Jilly frowned at the caustic tone of Lady Beatrice’s voice, but tucked Miss Prescott’s arm into her own, leading her toward the ball.
“I—I have never played before,” Miss Prescott said, her voice squeaking through several octaves.
“That’s quite all right,” Jilly said, and with careful precision she adjusted Miss Prescott’s grip on her mallet, instructing her in a low voice to alter her stance, how to aim, where to send the ball. She showed Miss Prescott how to draw back the mallet, how
to keep the head level as she moved through the swing, and then stepped back. Miss Prescott drew in a steadying breath, her grey eyes flitting toward Jilly for reassurance, and, having received the nod she sought, she drew back her mallet and let fly. The crack of the mallet hitting the ball split the air, and the ball went sailing across the lawn, straight through the wicket some distance away.

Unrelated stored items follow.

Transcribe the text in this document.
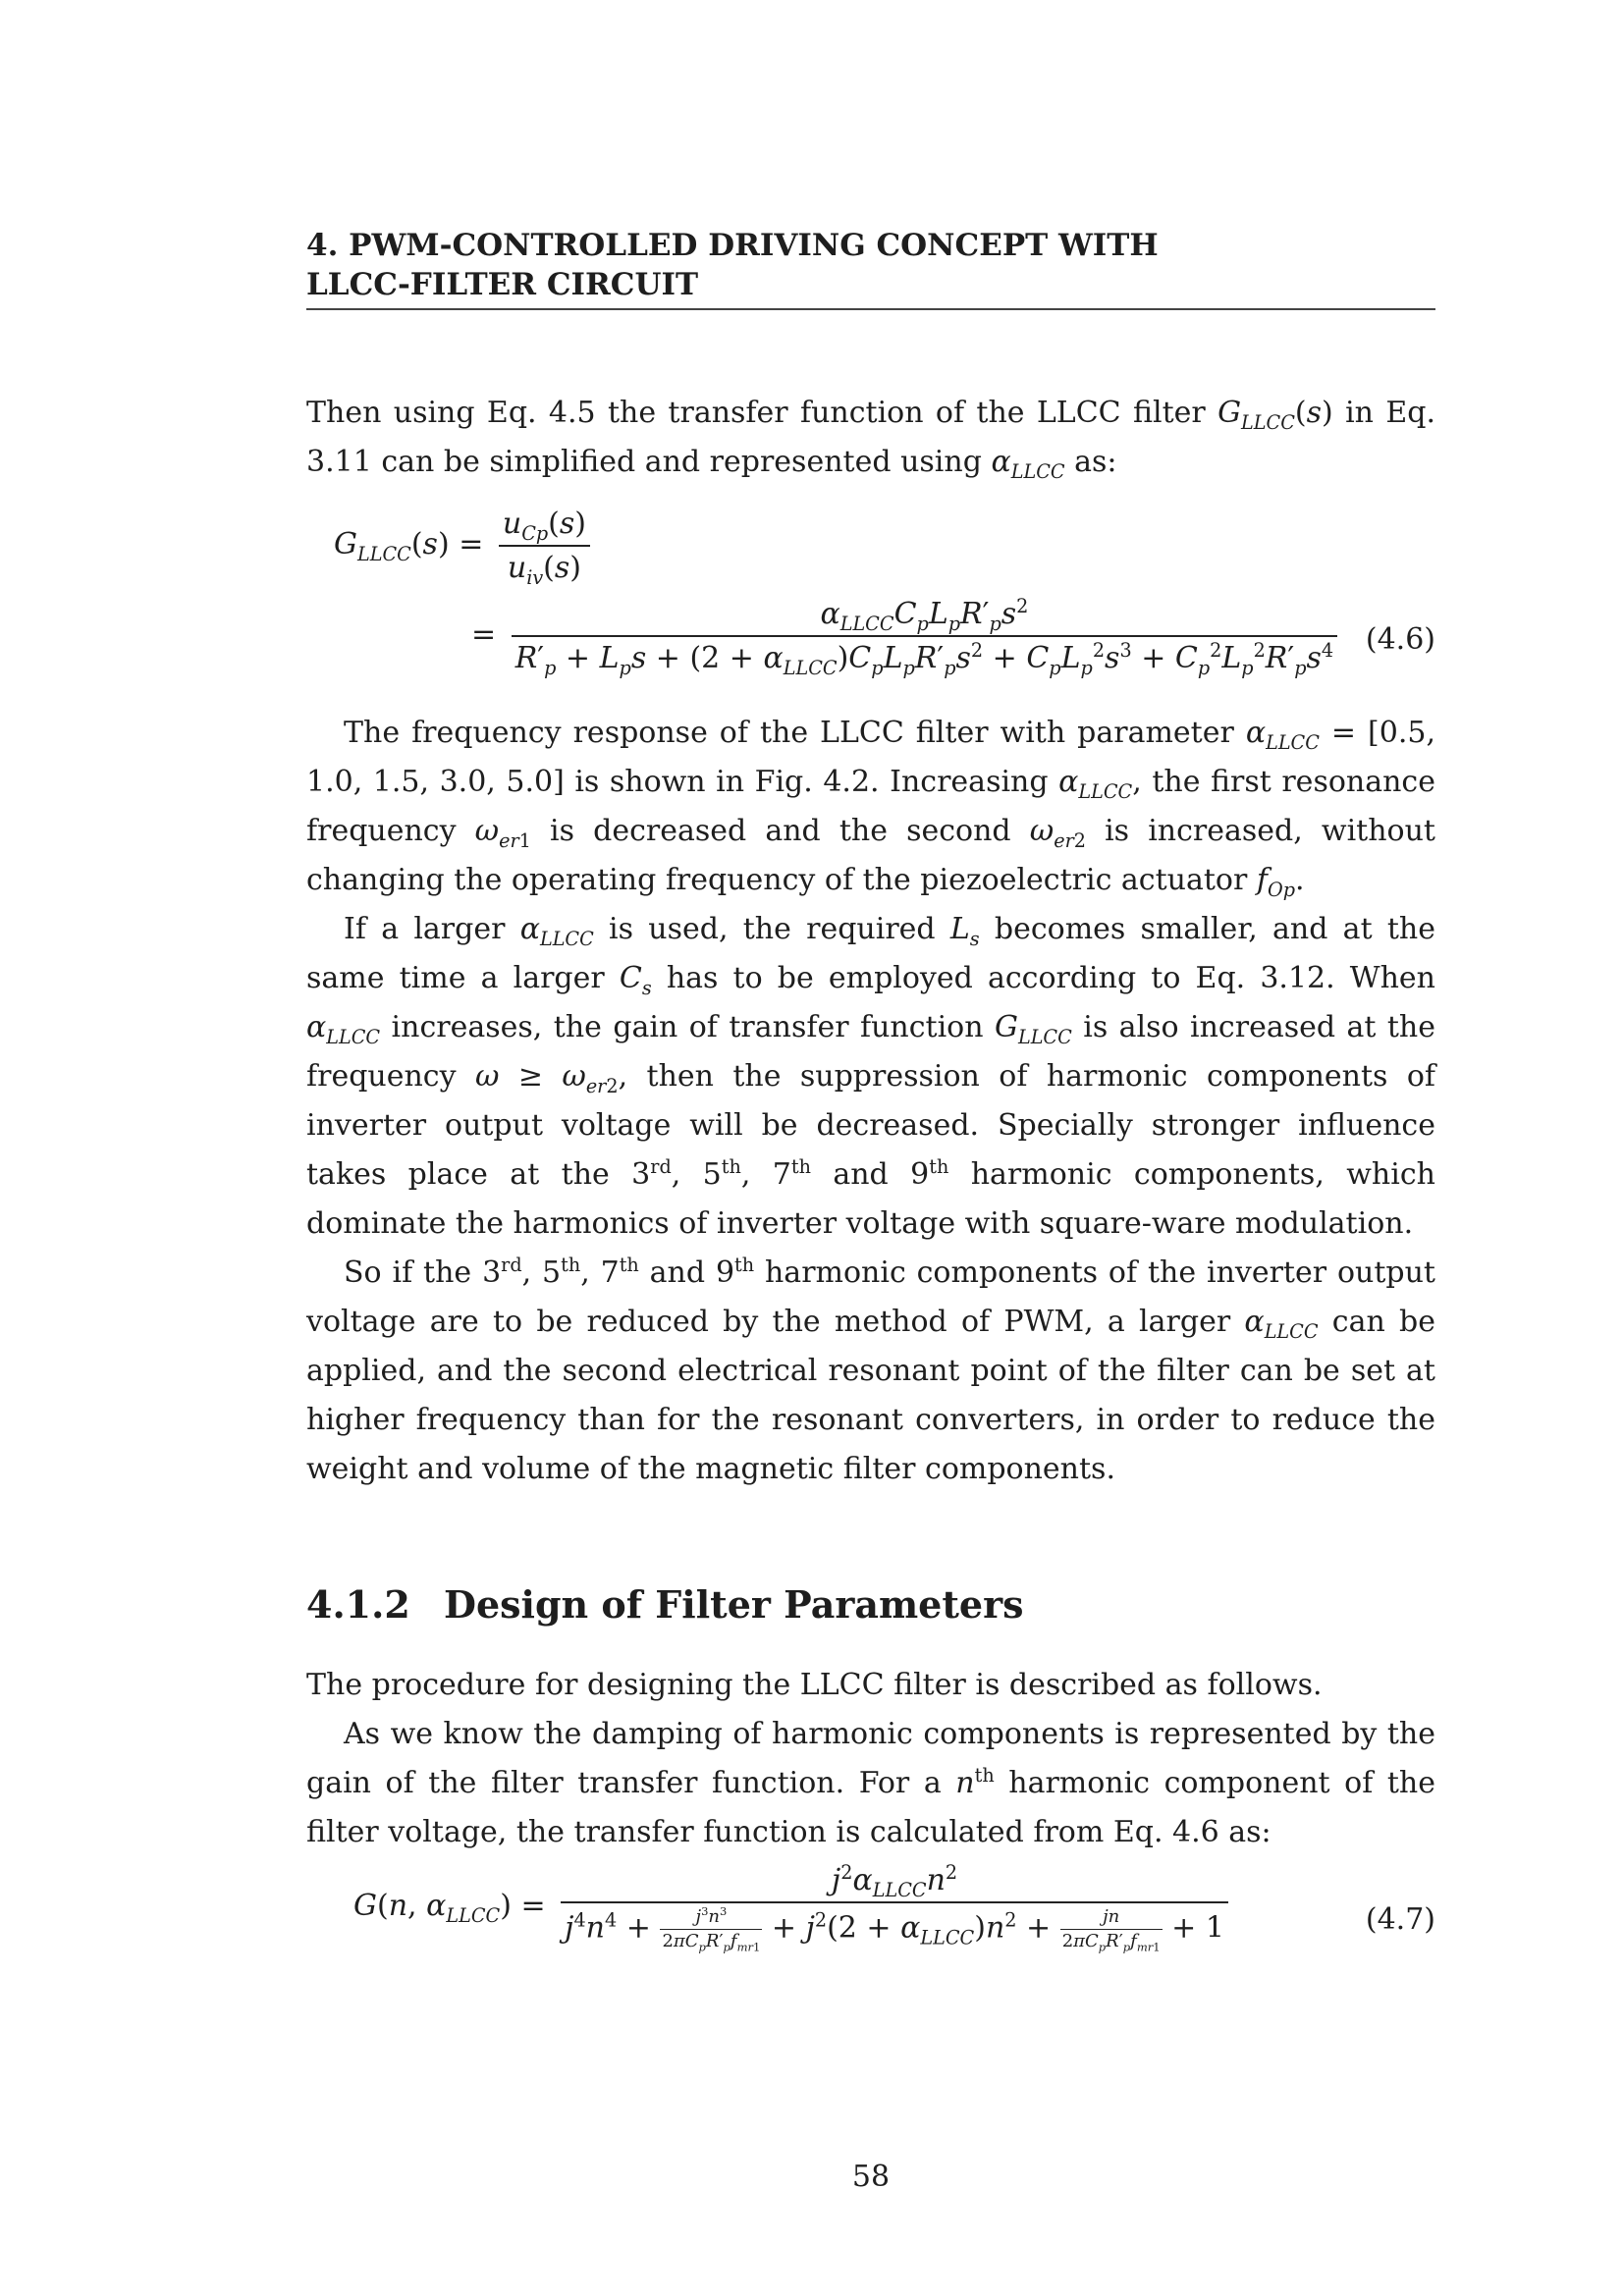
4. PWM-CONTROLLED DRIVING CONCEPT WITH
LLCC-FILTER CIRCUIT

Then using Eq. 4.5 the transfer function of the LLCC filter $G_{LLCC}(s)$ in Eq. 3.11 can be simplified and represented using $\alpha_{LLCC}$ as:

$G_{LLCC}(s) = \frac{u_{Cp}(s)}{u_{iv}(s)}$
= $\frac{\alpha_{LLCC}C_pL_pR'_ps^2}{R'_p + L_ps + (2 + \alpha_{LLCC})C_pL_pR'_ps^2 + C_pL_p^2s^3 + C_p^2L_p^2R'_ps^4} (4.6)$

The frequency response of the LLCC filter with parameter $\alpha_{LLCC} = [0.5$, 1.0, 1.5, 3.0, 5.0] is shown in Fig. 4.2. Increasing $\alpha_{LLCC}$, the first resonance frequency $\omega_{er1}$ is decreased and the second $\omega_{er2}$ is increased, without changing the operating frequency of the piezoelectric actuator $f_{Op}$.

If a larger $\alpha_{LLCC}$ is used, the required $L_s$ becomes smaller, and at the same time a larger $C_s$ has to be employed according to Eq. 3.12. When $\alpha_{LLCC}$ increases, the gain of transfer function $G_{LLCC}$ is also increased at the frequency $\omega \ge \omega_{er2}$, then the suppression of harmonic components of inverter output voltage will be decreased. Specially stronger influence takes place at the 3rd, 5th, 7th and 9th harmonic components, which dominate the harmonics of inverter voltage with square-ware modulation.

So if the 3rd, 5th, 7th and 9th harmonic components of the inverter output voltage are to be reduced by the method of PWM, a larger $\alpha_{LLCC}$ can be applied, and the second electrical resonant point of the filter can be set at higher frequency than for the resonant converters, in order to reduce the weight and volume of the magnetic filter components.

4.1.2 Design of Filter Parameters

The procedure for designing the LLCC filter is described as follows.

As we know the damping of harmonic components is represented by the gain of the filter transfer function. For a $n^{th}$ harmonic component of the filter voltage, the transfer function is calculated from Eq. 4.6 as:

G(n, $\alpha_{LLCC}$) =
$j^2\alpha_{LLCC}n^2$
$j^4n^4 + \frac{j^3n^3}{2\pi C_pR'_pf_{mr1}} + j^2(2 + \alpha_{LLCC})n^2 + \frac{jn}{2\pi C_pR'_pf_{mr1}} + 1$	(4.7)
58
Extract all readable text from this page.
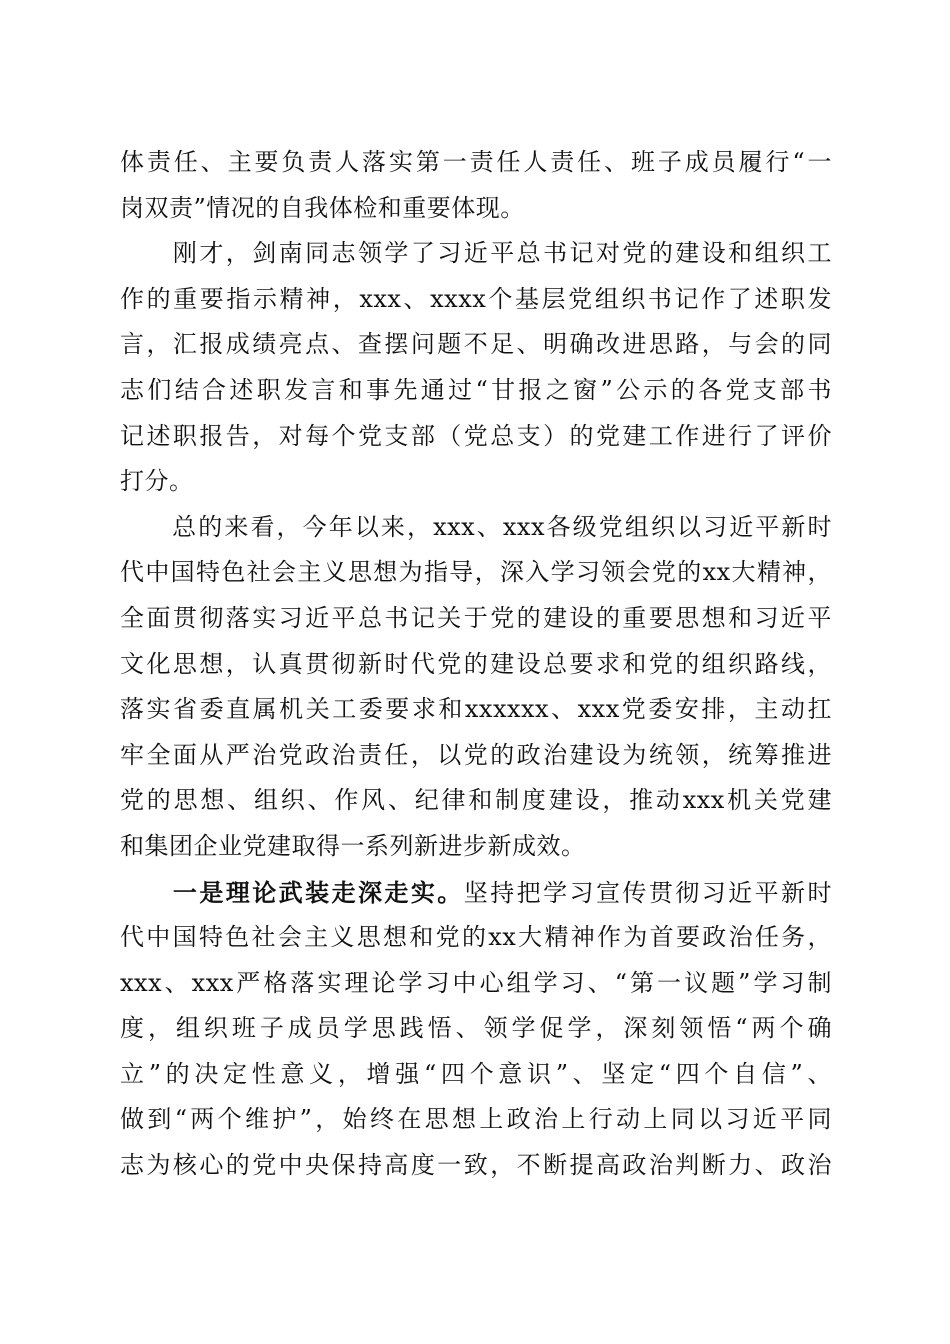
体责任、主要负责人落实第一责任人责任、班子成员履行“一
岗双责”情况的自我体检和重要体现。
　　刚才，剑南同志领学了习近平总书记对党的建设和组织工
作的重要指示精神，xxx、xxxx个基层党组织书记作了述职发
言，汇报成绩亮点、查摆问题不足、明确改进思路，与会的同
志们结合述职发言和事先通过“甘报之窗”公示的各党支部书
记述职报告，对每个党支部（党总支）的党建工作进行了评价
打分。
　　总的来看，今年以来，xxx、xxx各级党组织以习近平新时
代中国特色社会主义思想为指导，深入学习领会党的xx大精神，
全面贯彻落实习近平总书记关于党的建设的重要思想和习近平
文化思想，认真贯彻新时代党的建设总要求和党的组织路线，
落实省委直属机关工委要求和xxxxxx、xxx党委安排，主动扛
牢全面从严治党政治责任，以党的政治建设为统领，统筹推进
党的思想、组织、作风、纪律和制度建设，推动xxx机关党建
和集团企业党建取得一系列新进步新成效。
　　一是理论武装走深走实。坚持把学习宣传贯彻习近平新时
代中国特色社会主义思想和党的xx大精神作为首要政治任务，
xxx、xxx严格落实理论学习中心组学习、“第一议题”学习制
度，组织班子成员学思践悟、领学促学，深刻领悟“两个确
立”的决定性意义，增强“四个意识”、坚定“四个自信”、
做到“两个维护”，始终在思想上政治上行动上同以习近平同
志为核心的党中央保持高度一致，不断提高政治判断力、政治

“Oh, good show, Miss Prescott!” Haversham said, in an uncharacteristic show of good sportsmanship.
“I did it?” Miss Prescott whispered. “I did it!” She gave a giddy little giggle, then turned in Jilly’s direction and embraced her exuberantly. It should have been shocking—one did not embrace in mixed company after all—but James thought it rather charming. And after a half-second of surprise, Jilly’s arms came up to return the embrace, and her eyes closed as if it had been so long since she had received genuine affection from a person who was not Lady Ravenhurst, that she had to savor it while it lasted.
Lady Beatrice gave a disdainful sniff. “Bad blood will out,” she hissed spitefully.
Fury reared its ugly head, swift and bright. James felt his fingers clench on his mallet, felt a muscle tick in his jaw. His eyes jerked to Jilly, who had gone quite stiff with anger herself, her fingers frozen upon Miss Prescott’s back. Though Miss Prescott had not responded, he could see by the turn of her cheek that she had gone rather pale, her eyes averted in shame.
“Lady Beatrice,” Jilly said, her voice carefully modulated. “That was beneath you. You must apologize at once.”
Lady Beatrice was unaccustomed to being chastised, for she tipped her nose further in the air and said, “Lady Jillian,”—this she stressed as if Jilly’s claim to the title were very much in doubt—“I am not answerable to you. I am the daughter of a marquess, and the granddaughter of a duke. I take pride in my ancestry and what is beneath me is socializing with commoners—and gentlewomen of dubious reputation.”